Fascinating Tales of Mexican Street Names

Ignacio Allende

By David Ellison

Ignacio Allende

 

What if? If only….

Captain Ignacio Allende is the forgotten hero of the Mexican War for Independence.

Born to a wealthy Criollo (American-born Spanish) family, he quickly distinguished himself as a courageous military officer in the army of New Spain. Even so, he hoped the colony would one day become its own independent nation, finally free from Spanish domination, exploitation, and oppression. He joined the Querétaro Conspiracy, and was soon chosen, along with fellow officer Juan Aldama, to lead the military revolt.

But that’s not what happened. When the conspiracy was betrayed, fellow conspirator Father Miguel Hidalgo hastily ignited the uprising months prematurely. With his famous Grito de Dolores, he inflamed his parishioners who began more of a wild rampage than an idealistic revolution.

Allende, now second in command to Hidalgo, recruited and led the soldiers in the ranks. He cautioned that what the revolution needed was a disciplined, well-armed army, not an unruly mob of peasants with pitchforks. He argued as well that Hidalgo should focus on the narrow goal of independence, instead of frightening off allies with his proclamations of radical social reform.
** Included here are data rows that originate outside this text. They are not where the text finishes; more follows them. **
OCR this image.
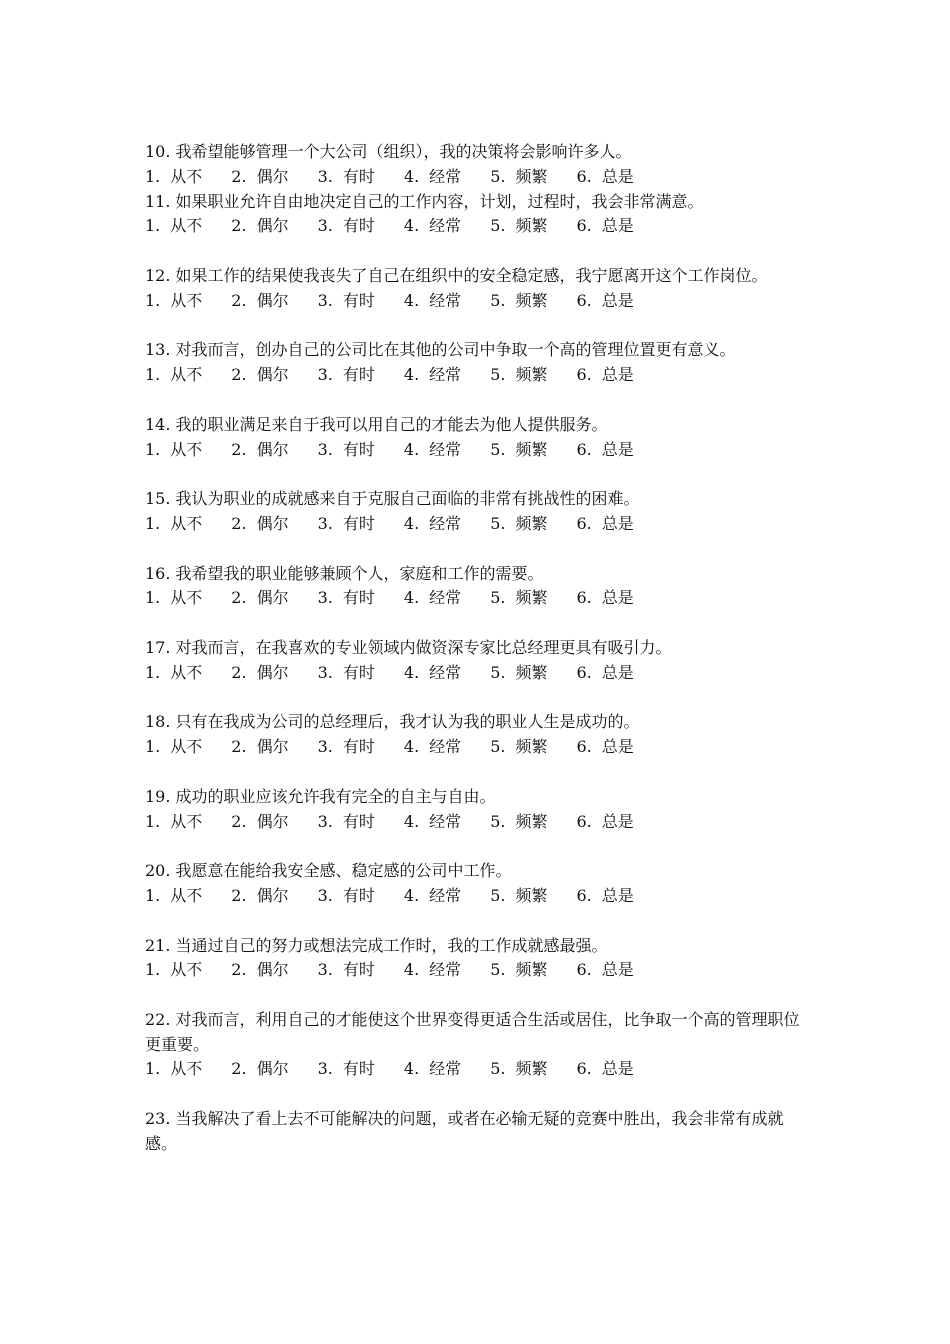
10. 我希望能够管理一个大公司（组织），我的决策将会影响许多人。

1. 从不	2. 偶尔	3. 有时	4. 经常	5. 频繁	6. 总是

11. 如果职业允许自由地决定自己的工作内容，计划，过程时，我会非常满意。

1. 从不	2. 偶尔	3. 有时	4. 经常	5. 频繁	6. 总是

12. 如果工作的结果使我丧失了自己在组织中的安全稳定感，我宁愿离开这个工作岗位。

1. 从不	2. 偶尔	3. 有时	4. 经常	5. 频繁	6. 总是

13. 对我而言，创办自己的公司比在其他的公司中争取一个高的管理位置更有意义。

1. 从不	2. 偶尔	3. 有时	4. 经常	5. 频繁	6. 总是

14. 我的职业满足来自于我可以用自己的才能去为他人提供服务。

1. 从不	2. 偶尔	3. 有时	4. 经常	5. 频繁	6. 总是

15. 我认为职业的成就感来自于克服自己面临的非常有挑战性的困难。

1. 从不	2. 偶尔	3. 有时	4. 经常	5. 频繁	6. 总是

16. 我希望我的职业能够兼顾个人，家庭和工作的需要。

1. 从不	2. 偶尔	3. 有时	4. 经常	5. 频繁	6. 总是

17. 对我而言，在我喜欢的专业领域内做资深专家比总经理更具有吸引力。

1. 从不	2. 偶尔	3. 有时	4. 经常	5. 频繁	6. 总是

18. 只有在我成为公司的总经理后，我才认为我的职业人生是成功的。

1. 从不	2. 偶尔	3. 有时	4. 经常	5. 频繁	6. 总是

19. 成功的职业应该允许我有完全的自主与自由。

1. 从不	2. 偶尔	3. 有时	4. 经常	5. 频繁	6. 总是

20. 我愿意在能给我安全感、稳定感的公司中工作。

1. 从不	2. 偶尔	3. 有时	4. 经常	5. 频繁	6. 总是

21. 当通过自己的努力或想法完成工作时，我的工作成就感最强。

1. 从不	2. 偶尔	3. 有时	4. 经常	5. 频繁	6. 总是

22. 对我而言，利用自己的才能使这个世界变得更适合生活或居住，比争取一个高的管理职位更重要。

1. 从不	2. 偶尔	3. 有时	4. 经常	5. 频繁	6. 总是

23. 当我解决了看上去不可能解决的问题，或者在必输无疑的竞赛中胜出，我会非常有成就感。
Lacking Allende’s military experience and awed by the sheer numbers who thronged to the cause, Hidalgo believed they were invincible. And he either was incapable of or chose not to restrain the massive rabble when it vented its long-simmering rage with looting and massacre.

Allende was furious, especially since such atrocities only convinced most Criollos to oppose the revolution. He became nearly apoplectic when, just outside Mexico City, with victory theirs for the grasping, Hidalgo suddenly lost his nerve and ordered a retreat.

A relatively small Spanish force eventually caught up and, thanks to superior weapons and training, and especially to a lucky shot that blew up the insurgents’ munitions causing mayhem behind the rebel lines, it won the battle.

Allende finally replaced Hidalgo as commander in chief of the revolution. He led the survivors north, hopeful that the United States might offer aid. But it was too late. Allende, Hidalgo and several other commanders were betrayed again, captured, tried, and executed.

What if? If only….

The city of San Miguel was renamed in Allende’s honor.